Der Anspruch auf Ersatz der Kosten für die nutzlose Anreise nach Q folgt aus § 651 f Abs. 1 BGB, wobei das Verschulden der Beklagten vermutet wird.
4.
Schließlich können die Kläger Ersatz der vorgerichtlichen Rechtsanwaltsgebühren gemäß §§ 280 Abs. 1, 286 Abs.1 BGB verlangen. Im Zeitpunkt des anwaltlichen Schreibens vom 20.10.2010 befand sich die Beklagte in Verzug mit der Rückzahlung des Reisepreises.

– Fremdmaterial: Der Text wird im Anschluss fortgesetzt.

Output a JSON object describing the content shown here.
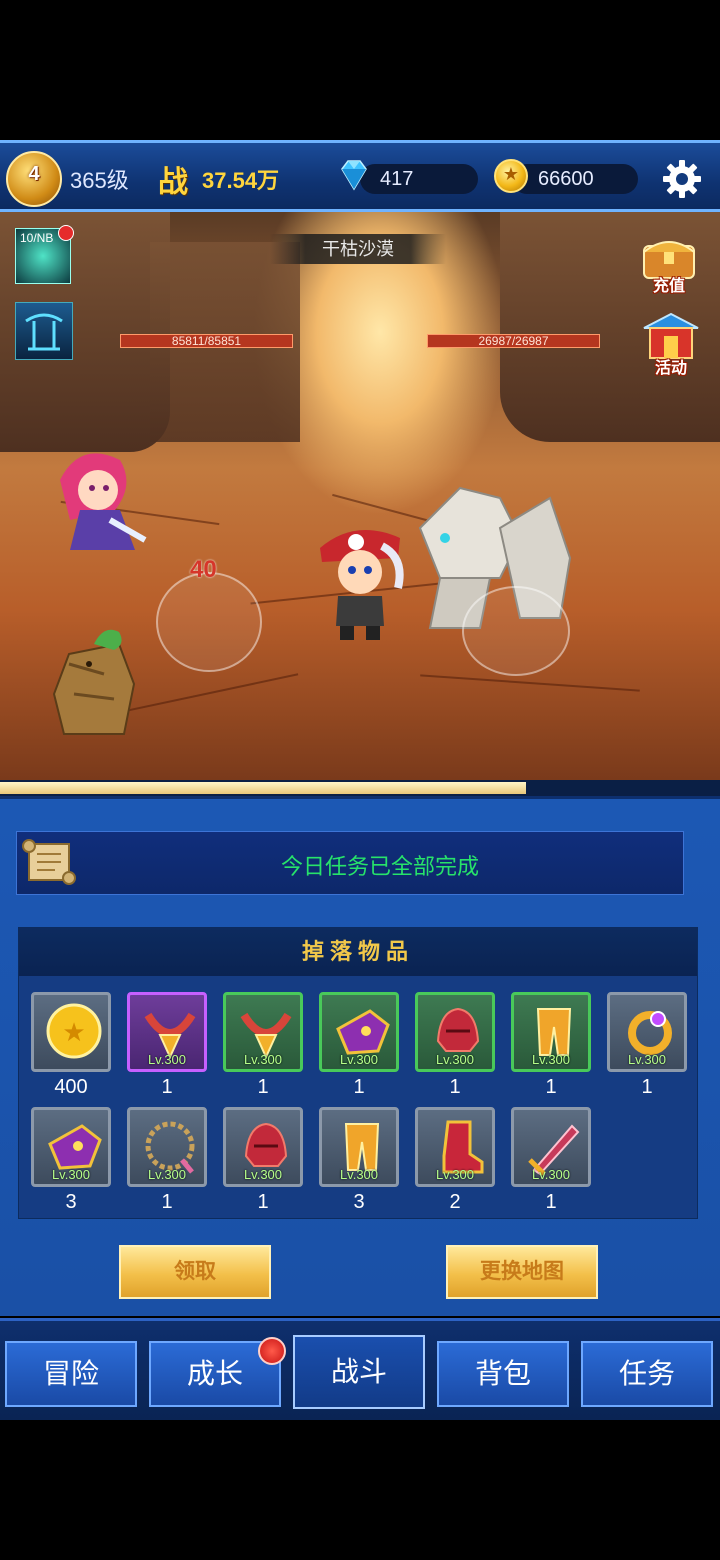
{
  "top_bar": {
    "player_level_badge": "4",
    "player_level": "365级",
    "power_label": "战",
    "power_value": "37.54万",
    "gems": "417",
    "gold": "66600"
  },
  "battle": {
    "location": "干枯沙漠",
    "ally_hp": "85811/85851",
    "enemy_hp": "26987/26987",
    "skill_count": "10/NB",
    "damage_popup": "40",
    "side_buttons": {
      "recharge": "充值",
      "event": "活动"
    }
  },
  "stage_progress": 0.73,
  "task": {
    "text": "今日任务已全部完成"
  },
  "drops": {
    "title": "掉落物品",
    "items": [
      {
        "kind": "gold-coin",
        "rarity": "gray",
        "level": "",
        "qty": "400"
      },
      {
        "kind": "necklace",
        "rarity": "purple",
        "level": "Lv.300",
        "qty": "1"
      },
      {
        "kind": "necklace",
        "rarity": "green",
        "level": "Lv.300",
        "qty": "1"
      },
      {
        "kind": "gauntlet",
        "rarity": "green",
        "level": "Lv.300",
        "qty": "1"
      },
      {
        "kind": "helmet",
        "rarity": "green",
        "level": "Lv.300",
        "qty": "1"
      },
      {
        "kind": "leg-armor",
        "rarity": "green",
        "level": "Lv.300",
        "qty": "1"
      },
      {
        "kind": "ring",
        "rarity": "gray",
        "level": "Lv.300",
        "qty": "1"
      },
      {
        "kind": "gauntlet",
        "rarity": "gray",
        "level": "Lv.300",
        "qty": "3"
      },
      {
        "kind": "chain",
        "rarity": "gray",
        "level": "Lv.300",
        "qty": "1"
      },
      {
        "kind": "helmet",
        "rarity": "gray",
        "level": "Lv.300",
        "qty": "1"
      },
      {
        "kind": "leg-armor",
        "rarity": "gray",
        "level": "Lv.300",
        "qty": "3"
      },
      {
        "kind": "boots",
        "rarity": "gray",
        "level": "Lv.300",
        "qty": "2"
      },
      {
        "kind": "sword",
        "rarity": "gray",
        "level": "Lv.300",
        "qty": "1"
      }
    ]
  },
  "buttons": {
    "claim": "领取",
    "change_map": "更换地图"
  },
  "tabs": [
    {
      "label": "冒险"
    },
    {
      "label": "成长",
      "has_dot": true
    },
    {
      "label": "战斗",
      "active": true
    },
    {
      "label": "背包"
    },
    {
      "label": "任务"
    }
  ]
}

Denn sie war bereits mit Faxschreiben vom 21.09.2010 von der Klägerin zu 2) aufgefordert worden, den Reisepreis zu erstatten.
5.
Die Beklagte kann dem Anspruch der Kläger keinen Schadensersatzanspruch gemäß §§ 280 Abs. 1, 311 Abs. 2 BGB im Wege der "dolo agit Einrede" entgegenhalten. Denn die Kläger haben keine vorvertraglichen Aufklärungspflichten gegenüber der Beklagten verletzt. Diese war – wie bereits ausgeführt – über den Umfang der Gehbehinderung des Klägers zu 1) informiert. Ein ausdrücklicher Hinweis, dass dieser keine Treppen bewältigen kann, war im Übrigen schon deshalb nicht erforderlich, weil er die einzige Treppe auf dem Kreuzfahrtschiff nach dem Deck- und Kabinenplan nicht zwingend benutzen musste. Vor diesem Hintergrund hat vielmehr die Beklagte eine ihr gegenüber dem gehbehinderten Kläger zu 1) obliegende Aufklärungspflicht verletzt, indem sie nicht über die Besonderheiten bei Niedrigwasser bzw. die mögliche Mehrfachlage von Schiffen informiert hat.